ステップ4:断面をチェックする(維管束を見る)
切った断面(サボテンの内部)をよく見てください。
中心にある「維管束(いかんそく)」という輪っか状の筋が、茶色や赤色に変色していませんか?
- 変色している場合:まだ腐敗菌が残っています。さらに上をスライスして、変色がなくなるまで切り進めます。
- 真っ白・キレイな緑の場合:成功です。そこが新しい底面になります。
※「こんなに小さくなってしまった…」と絶望するかもしれませんが、サボテンは先端の数センチだけでも残れば、そこから根を出して復活できます。
ステップ5:断面を乾燥させる&発根待ち
ここからが長い戦いです。切ったサボテンは土に植えません。
- 風通しの良い、直射日光の当たらない場所に、切り口を横にして転がしておきます。
- 最低でも2週間〜1ヶ月、切り口を乾燥させます。
- 切り口がカチカチに固まり、中心から「ピンク色や白の新しい根」がチョロっと出てくるのを待ちます。

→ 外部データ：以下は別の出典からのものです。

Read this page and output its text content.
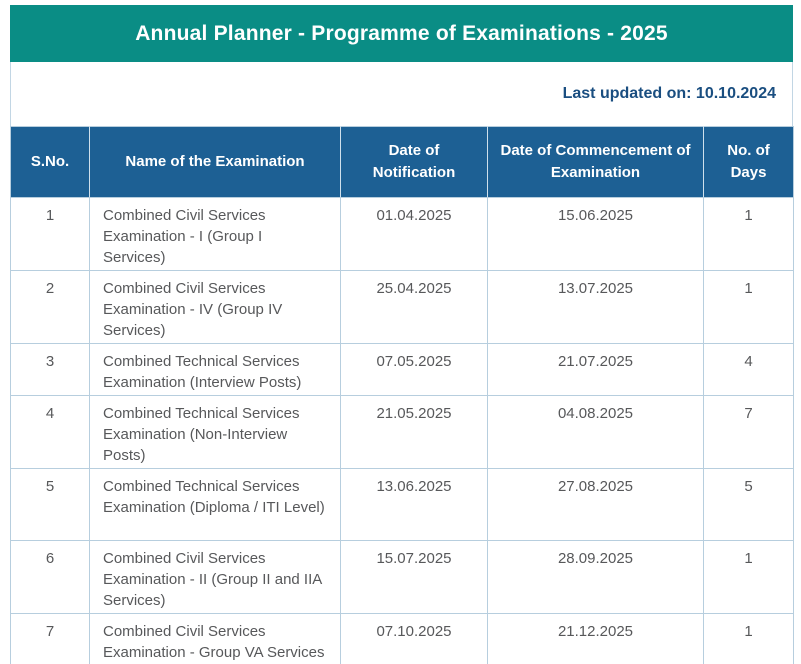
Annual Planner - Programme of Examinations - 2025
Last updated on: 10.10.2024
S.No.	Name of the Examination	Date of Notification	Date of Commencement of Examination	No. of Days
1	Combined Civil Services Examination - I (Group I Services)	01.04.2025	15.06.2025	1
2	Combined Civil Services Examination - IV (Group IV Services)	25.04.2025	13.07.2025	1
3	Combined Technical Services Examination (Interview Posts)	07.05.2025	21.07.2025	4
4	Combined Technical Services Examination (Non-Interview Posts)	21.05.2025	04.08.2025	7
5	Combined Technical Services Examination (Diploma / ITI Level)	13.06.2025	27.08.2025	5
6	Combined Civil Services Examination - II (Group II and IIA Services)	15.07.2025	28.09.2025	1
7	Combined Civil Services Examination - Group VA Services	07.10.2025	21.12.2025	1
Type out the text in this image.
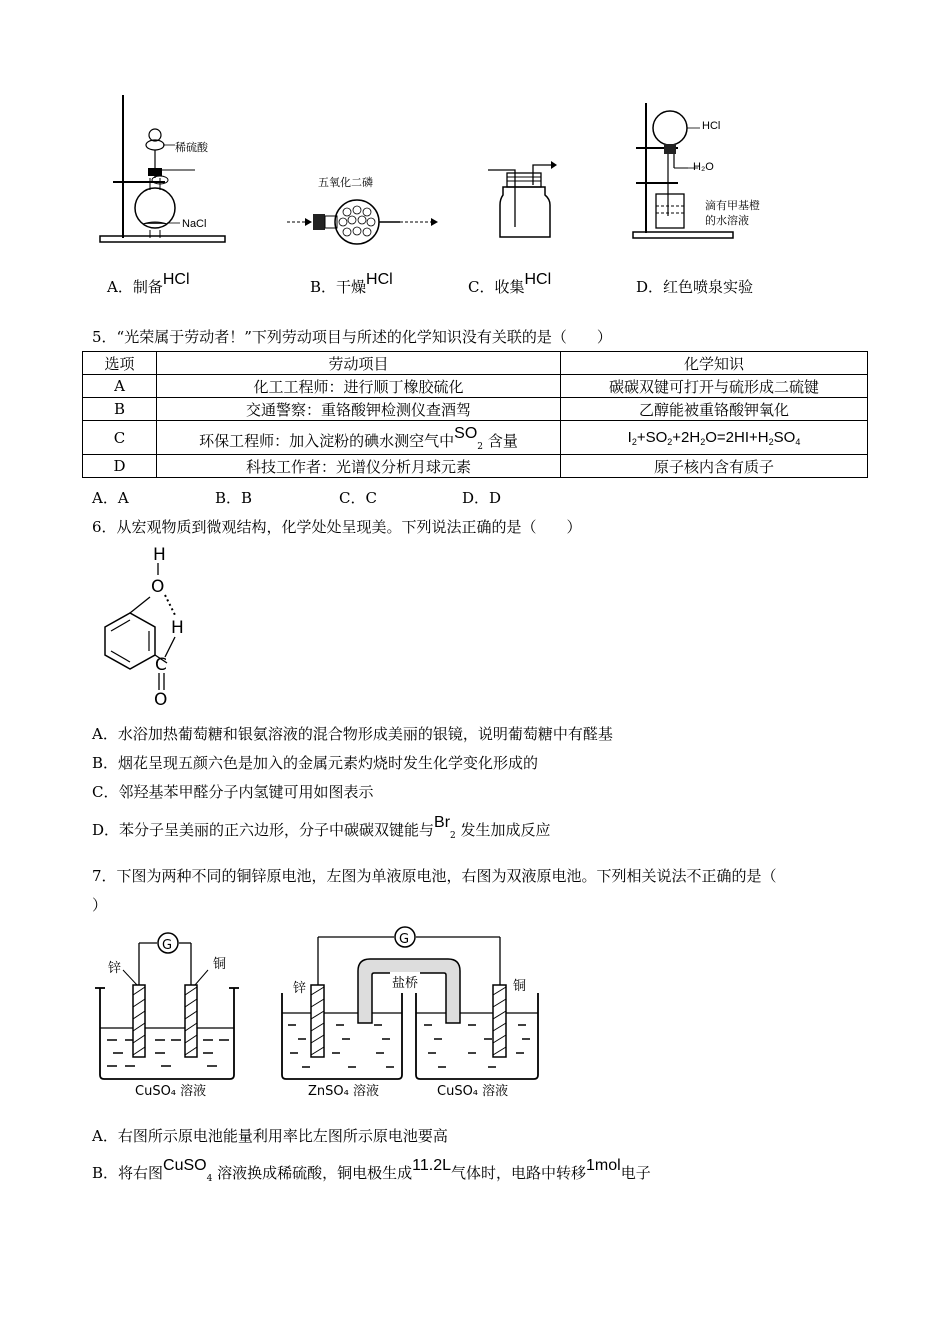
稀硫酸
NaCl
五氧化二磷
HCl
H₂O
滴有甲基橙
的水溶液
A．制备HCl	B．干燥HCl	C．收集HCl	D．红色喷泉实验
5．“光荣属于劳动者！”下列劳动项目与所述的化学知识没有关联的是（　　）
选项	劳动项目	化学知识
A	化工工程师：进行顺丁橡胶硫化	碳碳双键可打开与硫形成二硫键
B	交通警察：重铬酸钾检测仪查酒驾	乙醇能被重铬酸钾氧化
C	环保工程师：加入淀粉的碘水测空气中$SO_2$ 含量	$I_2+SO_2+2H_2O=2HI+H_2SO_4$
D	科技工作者：光谱仪分析月球元素	原子核内含有质子
A．A	B．B	C．C	D．D
6．从宏观物质到微观结构，化学处处呈现美。下列说法正确的是（　　）
H
O
H
C
O
A．水浴加热葡萄糖和银氨溶液的混合物形成美丽的银镜，说明葡萄糖中有醛基
B．烟花呈现五颜六色是加入的金属元素灼烧时发生化学变化形成的
C．邻羟基苯甲醛分子内氢键可用如图表示
D．苯分子呈美丽的正六边形，分子中碳碳双键能与$Br_2$ 发生加成反应
7．下图为两种不同的铜锌原电池，左图为单液原电池，右图为双液原电池。下列相关说法不正确的是（
）
G
锌	铜
CuSO₄ 溶液
G
盐桥
锌	铜
ZnSO₄ 溶液	CuSO₄ 溶液
A．右图所示原电池能量利用率比左图所示原电池要高
B．将右图CuSO$_4$ 溶液换成稀硫酸，铜电极生成11.2L气体时，电路中转移1mol电子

- 根が出てきたら、新しい乾いた土の上に「置く」ように植え付けます。
この乾燥期間中、水は一切あげません。サボテンの生命力を信じて待ちましょう。
【番外編】真夏や真冬の「ぶよぶよ」は要注意
水不足や根腐れ以外にも、環境によるダメージで柔らかくなることがあります。
1. 煮え(高温障害)
真夏に閉め切った部屋や、直射日光ガンガンの場所に置いていると、サボテンが茹で上がったように変色し、ぶよぶよになります。
特徴:半透明になる、色が抜ける。
対策:涼しい日陰に移動させます。ただし、半透明になっている部分は細胞が死滅しているため、元には戻りません。
2. 凍害(冷害)
冬場、窓際などで0度以下の冷気に当たると、細胞内の水分が凍って組織が壊れます。
特徴:解凍された保冷剤のように、透き通ってグニャグニャになる。
対策:残念ながら、全体が凍ってしまった場合は復活できません。一部だけなら、その部分をカットして暖かい場所で管理すれば生き残る可能性があります。
今後、サボテンをぶよぶよにさせない育て方のコツ
復活に成功したら、二度と同じ過ちを繰り返さないように管理方法を見直しましょう。
1. 水やりは「土が完全に乾いてから」
サボテンを枯らす原因のNo.1は「水のあげすぎ(可愛がりすぎ)」です。
土の表面が乾いても、鉢の中はまだ湿っています。竹串を刺して、底まで乾いているか確認するか、鉢を持ち上げて「軽い!」と感じてから数日後にあげるくらいで丁度よいです。
2. 水はけの良い土を使う
一般的な「花と野菜の土」は保水力が高すぎてサボテンには向きません。必ず「サボテン・多肉植物の土」を使用してください。
3. 風通しを確保する
水やりと同じくらい重要なのが「風」です。風がないと土が乾かず、蒸れて腐りやすくなります。室内ならサーキュレーターを活用しましょう。
まとめ:腐っていても諦めないで!サボテンは強い
大切にしていたサボテンがぶよぶよになってしまうとショックですが、正しい判断と処置を行えば、復活の可能性は十分にあります。
今回のポイントのおさらい:
- 緑色でシワシワなら「水不足」。水をあげれば戻る。
- 変色して異臭がするなら「根腐れ」。緊急手術が必要。
- 腐っていたら、健康な断面が出るまで刃物で切り落とす(胴切り)。
- 切った後は、土に埋めずに1ヶ月乾燥させる。
私は過去に、根腐れで半分以上を切り落とし、親指サイズになってしまったサボテンを手術しました。しかし1年後にはしっかりと根を張り、今では立派な花を咲かせてくれています。
あなたのサボテンも、まだ諦めないでください。今すぐ状態を確認し、必要な処置をしてあげましょう。